I am trying to extract both document metadata and journal header metadata from a pdf document. I verified that Tika Server (v1.21 / v1.24) and Grobid (v0.6.0) are independently able to extract metadata from the pdf document. However, when I run Grobid within Tika Server ( following instructions mentioned in https://cwiki.apache.org/confluence/display/TIKA/GrobidJournalParser ), I get the below error (snippet) for the same pdf document:
org.xml.sax.SAXParseException; Premature end of file.
at org.apache.xerces.parsers.DOMParser.parse(Unknown Source)
at org.apache.xerces.jaxp.DocumentBuilderImpl.parse(Unknown Source)
at javax.xml.parsers.DocumentBuilder.parse(DocumentBuilder.java:121)
at org.apache.tika.utils.XMLReaderUtils.buildDOM(XMLReaderUtils.java:407)
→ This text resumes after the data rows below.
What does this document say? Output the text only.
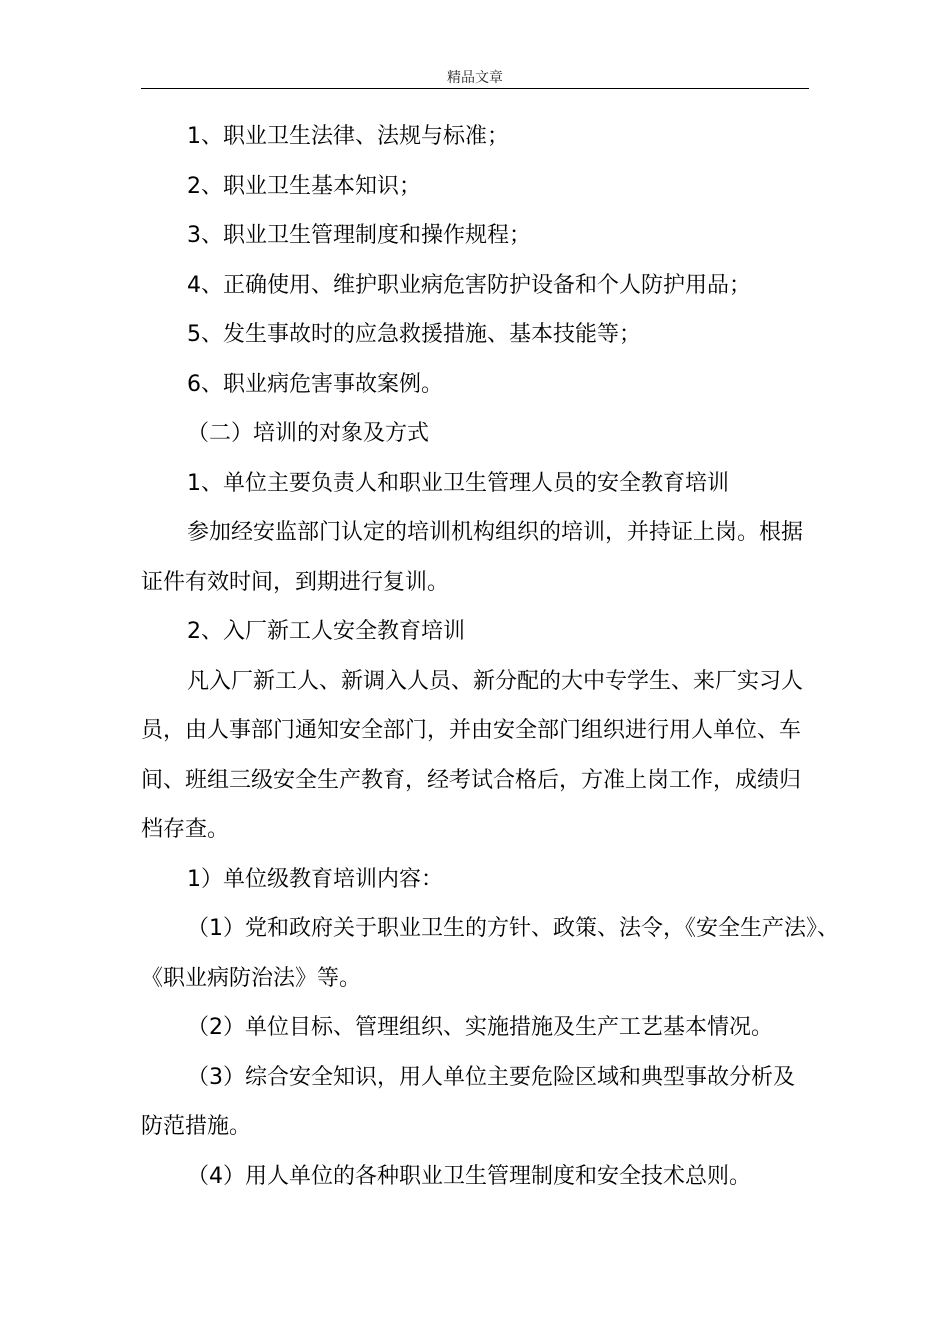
精品文章
1、职业卫生法律、法规与标准；
2、职业卫生基本知识；
3、职业卫生管理制度和操作规程；
4、正确使用、维护职业病危害防护设备和个人防护用品；
5、发生事故时的应急救援措施、基本技能等；
6、职业病危害事故案例。
（二）培训的对象及方式
1、单位主要负责人和职业卫生管理人员的安全教育培训
参加经安监部门认定的培训机构组织的培训，并持证上岗。根据
证件有效时间，到期进行复训。
2、入厂新工人安全教育培训
凡入厂新工人、新调入人员、新分配的大中专学生、来厂实习人
员，由人事部门通知安全部门，并由安全部门组织进行用人单位、车
间、班组三级安全生产教育，经考试合格后，方准上岗工作，成绩归
档存查。
1）单位级教育培训内容：
（1）党和政府关于职业卫生的方针、政策、法令，《安全生产法》、
《职业病防治法》等。
（2）单位目标、管理组织、实施措施及生产工艺基本情况。
（3）综合安全知识，用人单位主要危险区域和典型事故分析及
防范措施。
（4）用人单位的各种职业卫生管理制度和安全技术总则。
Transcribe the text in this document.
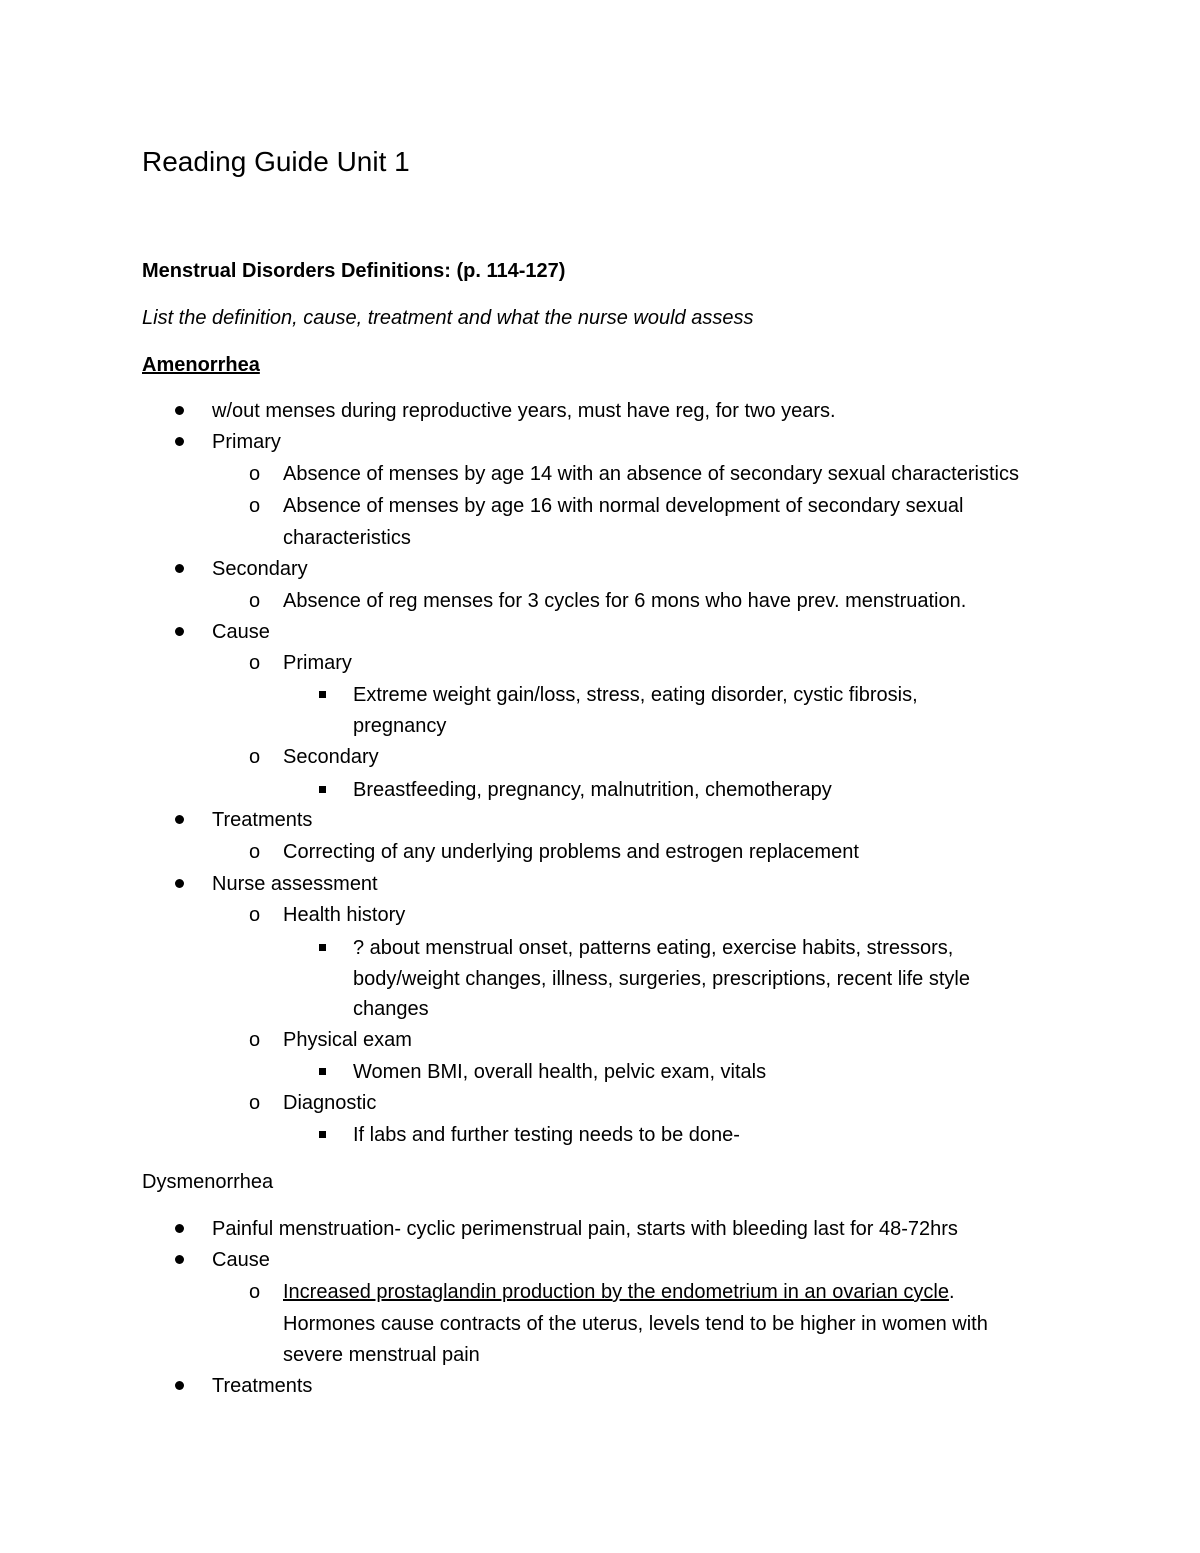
Reading Guide Unit 1

Menstrual Disorders Definitions: (p. 114-127)

List the definition, cause, treatment and what the nurse would assess

Amenorrhea

w/out menses during reproductive years, must have reg, for two years.

Primary

o Absence of menses by age 14 with an absence of secondary sexual characteristics

o Absence of menses by age 16 with normal development of secondary sexual

characteristics

Secondary

o Absence of reg menses for 3 cycles for 6 mons who have prev. menstruation.

Cause

o Primary

Extreme weight gain/loss, stress, eating disorder, cystic fibrosis,

pregnancy

o Secondary

Breastfeeding, pregnancy, malnutrition, chemotherapy

Treatments

o Correcting of any underlying problems and estrogen replacement

Nurse assessment

o Health history

? about menstrual onset, patterns eating, exercise habits, stressors,

body/weight changes, illness, surgeries, prescriptions, recent life style

changes

o Physical exam

Women BMI, overall health, pelvic exam, vitals

o Diagnostic

If labs and further testing needs to be done-

Dysmenorrhea

Painful menstruation- cyclic perimenstrual pain, starts with bleeding last for 48-72hrs

Cause

o Increased prostaglandin production by the endometrium in an ovarian cycle.

Hormones cause contracts of the uterus, levels tend to be higher in women with

severe menstrual pain

Treatments
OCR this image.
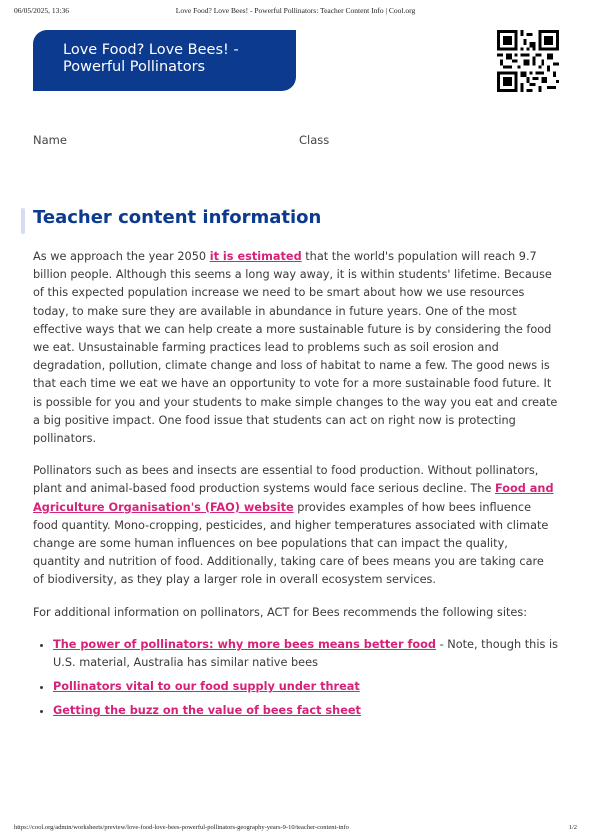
06/05/2025, 13:36	Love Food? Love Bees! - Powerful Pollinators: Teacher Content Info | Cool.org
Love Food? Love Bees! -
Powerful Pollinators
Name	Class
Teacher content information

As we approach the year 2050 it is estimated that the world's population will reach 9.7 billion people. Although this seems a long way away, it is within students' lifetime. Because of this expected population increase we need to be smart about how we use resources today, to make sure they are available in abundance in future years. One of the most effective ways that we can help create a more sustainable future is by considering the food we eat. Unsustainable farming practices lead to problems such as soil erosion and degradation, pollution, climate change and loss of habitat to name a few. The good news is that each time we eat we have an opportunity to vote for a more sustainable food future. It is possible for you and your students to make simple changes to the way you eat and create a big positive impact. One food issue that students can act on right now is protecting pollinators.

Pollinators such as bees and insects are essential to food production. Without pollinators, plant and animal-based food production systems would face serious decline. The Food and Agriculture Organisation's (FAO) website provides examples of how bees influence food quantity. Mono-cropping, pesticides, and higher temperatures associated with climate change are some human influences on bee populations that can impact the quality, quantity and nutrition of food. Additionally, taking care of bees means you are taking care of biodiversity, as they play a larger role in overall ecosystem services.

For additional information on pollinators, ACT for Bees recommends the following sites:

• The power of pollinators: why more bees means better food - Note, though this is U.S. material, Australia has similar native bees
• Pollinators vital to our food supply under threat
• Getting the buzz on the value of bees fact sheet
https://cool.org/admin/worksheets/preview/love-food-love-bees-powerful-pollinators-geography-years-9-10/teacher-content-info	1/2
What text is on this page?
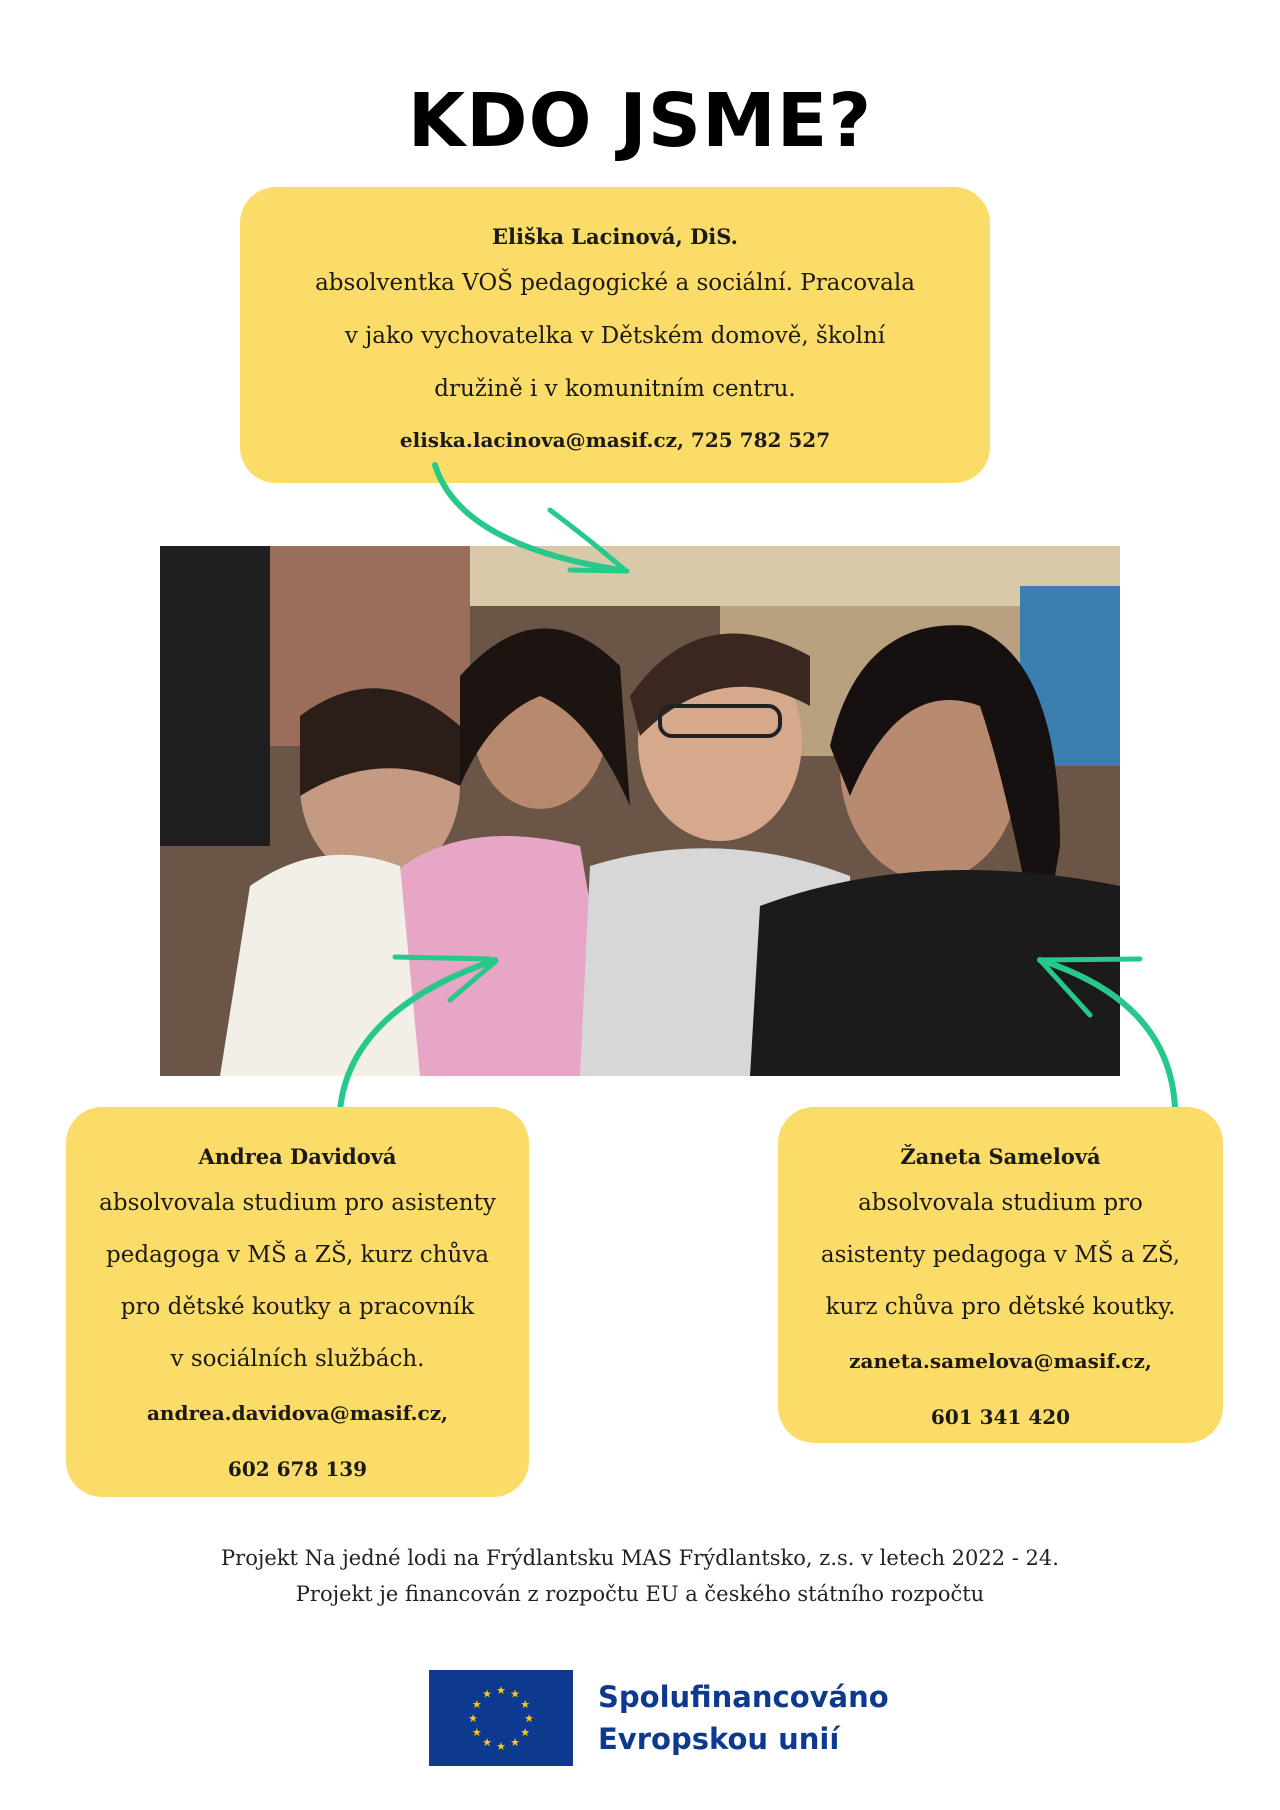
KDO JSME?
Eliška Lacinová, DiS.
absolventka VOŠ pedagogické a sociální. Pracovala
v jako vychovatelka v Dětském domově, školní
družině i v komunitním centru.
eliska.lacinova@masif.cz, 725 782 527
Andrea Davidová
absolvovala studium pro asistenty
pedagoga v MŠ a ZŠ, kurz chůva
pro dětské koutky a pracovník
v sociálních službách.
andrea.davidova@masif.cz,
602 678 139
Žaneta Samelová
absolvovala studium pro
asistenty pedagoga v MŠ a ZŠ,
kurz chůva pro dětské koutky.
zaneta.samelova@masif.cz,
601 341 420
Projekt Na jedné lodi na Frýdlantsku MAS Frýdlantsko, z.s. v letech 2022 - 24.
Projekt je financován z rozpočtu EU a českého státního rozpočtu
★ ★
★
★
★
★
★
★
★
★
★
★	Spolufinancováno
Evropskou unií
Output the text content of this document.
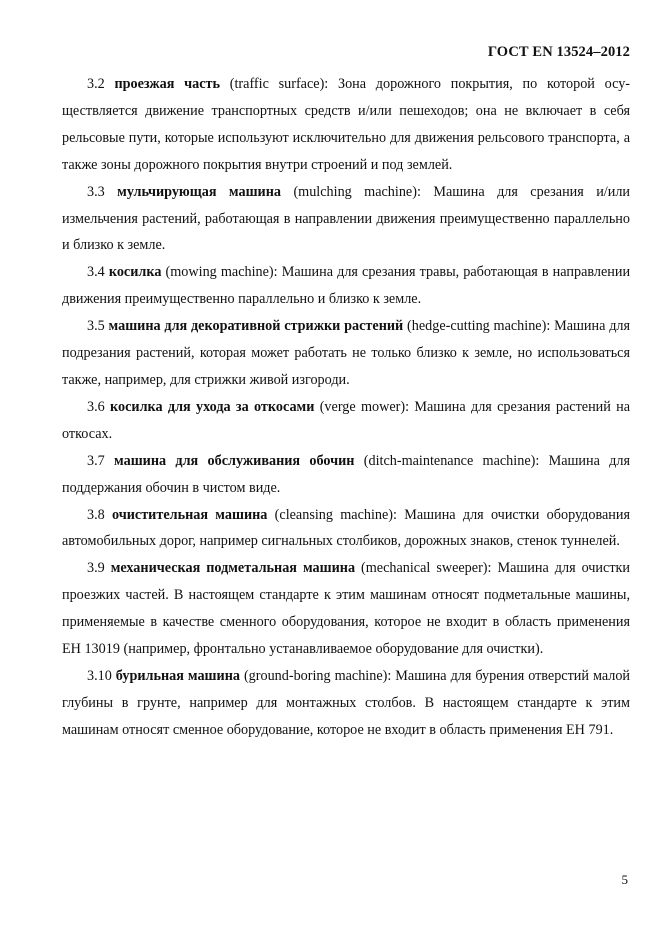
ГОСТ EN 13524–2012

3.2 проезжая часть (traffic surface): Зона дорожного покрытия, по которой осуществляется движение транспортных средств и/или пешеходов; она не включает в себя рельсовые пути, которые используют исключительно для движения рельсового транспорта, а также зоны дорожного покрытия внутри строений и под землей.

3.3 мульчирующая машина (mulching machine): Машина для срезания и/или измельчения растений, работающая в направлении движения преимущественно параллельно и близко к земле.

3.4 косилка (mowing machine): Машина для срезания травы, работающая в направлении движения преимущественно параллельно и близко к земле.

3.5 машина для декоративной стрижки растений (hedge-cutting machine): Машина для подрезания растений, которая может работать не только близко к земле, но использоваться также, например, для стрижки живой изгороди.

3.6 косилка для ухода за откосами (verge mower): Машина для срезания растений на откосах.

3.7 машина для обслуживания обочин (ditch-maintenance machine): Машина для поддержания обочин в чистом виде.

3.8 очистительная машина (cleansing machine): Машина для очистки оборудования автомобильных дорог, например сигнальных столбиков, дорожных знаков, стенок туннелей.

3.9 механическая подметальная машина (mechanical sweeper): Машина для очистки проезжих частей. В настоящем стандарте к этим машинам относят подметальные машины, применяемые в качестве сменного оборудования, которое не входит в область применения ЕН 13019 (например, фронтально устанавливаемое оборудование для очистки).

3.10 бурильная машина (ground-boring machine): Машина для бурения отверстий малой глубины в грунте, например для монтажных столбов. В настоящем стандарте к этим машинам относят сменное оборудование, которое не входит в область применения ЕН 791.

5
at org.apache.tika.parser.journal.TEIDOMParser.parse(TEIDOMParser.java:44)
at org.apache.tika.parser.journal.GrobidRESTParser.parse(GrobidRESTParser.java:85)
at org.apache.tika.parser.journal.JournalParser.parse(JournalParser.java:60)
at org.apache.tika.parser.ParserDecorator.parse(ParserDecorator.java:188)
at org.apache.tika.parser.CompositeParser.parse(CompositeParser.java:280)
at org.apache.tika.parser.ParserDecorator.parse(ParserDecorator.java:188)
at org.apache.tika.parser.CompositeParser.parse(CompositeParser.java:280)
at org.apache.tika.parser.AutoDetectParser.parse(AutoDetectParser.java:143)
at org.apache.tika.parser.RecursiveParserWrapper.parse(RecursiveParserWrapper.java:224)
at org.apache.tika.server.resource.TikaResource.parse(TikaResource.java:422)
....
I ran the below command to start Tika Server with Grobid:
java -classpath /home/avlurs/grobid-0.6.0/grobidparser-resources/:tika-server-1.21.jar org
.apache.tika.server.TikaServerCli --config /home/avlurs/grobid-0.6.0/grobidparser-resources/tika-config.xml &
I ran the below command to test the metadata extraction:
curl -T /home/avlurs/temp/in/JournalTest.pdf -H "Content-Disposition: attachment;filename=
JournalTest.pdf" http://localhost:9998/rmeta
In addition to throwing the above mentioned error, I am getting the document metadata from Tika in the output. However, Grobid metadata is not being extracted.
Appreciate any inputs / suggestions to address this issue. Thanks.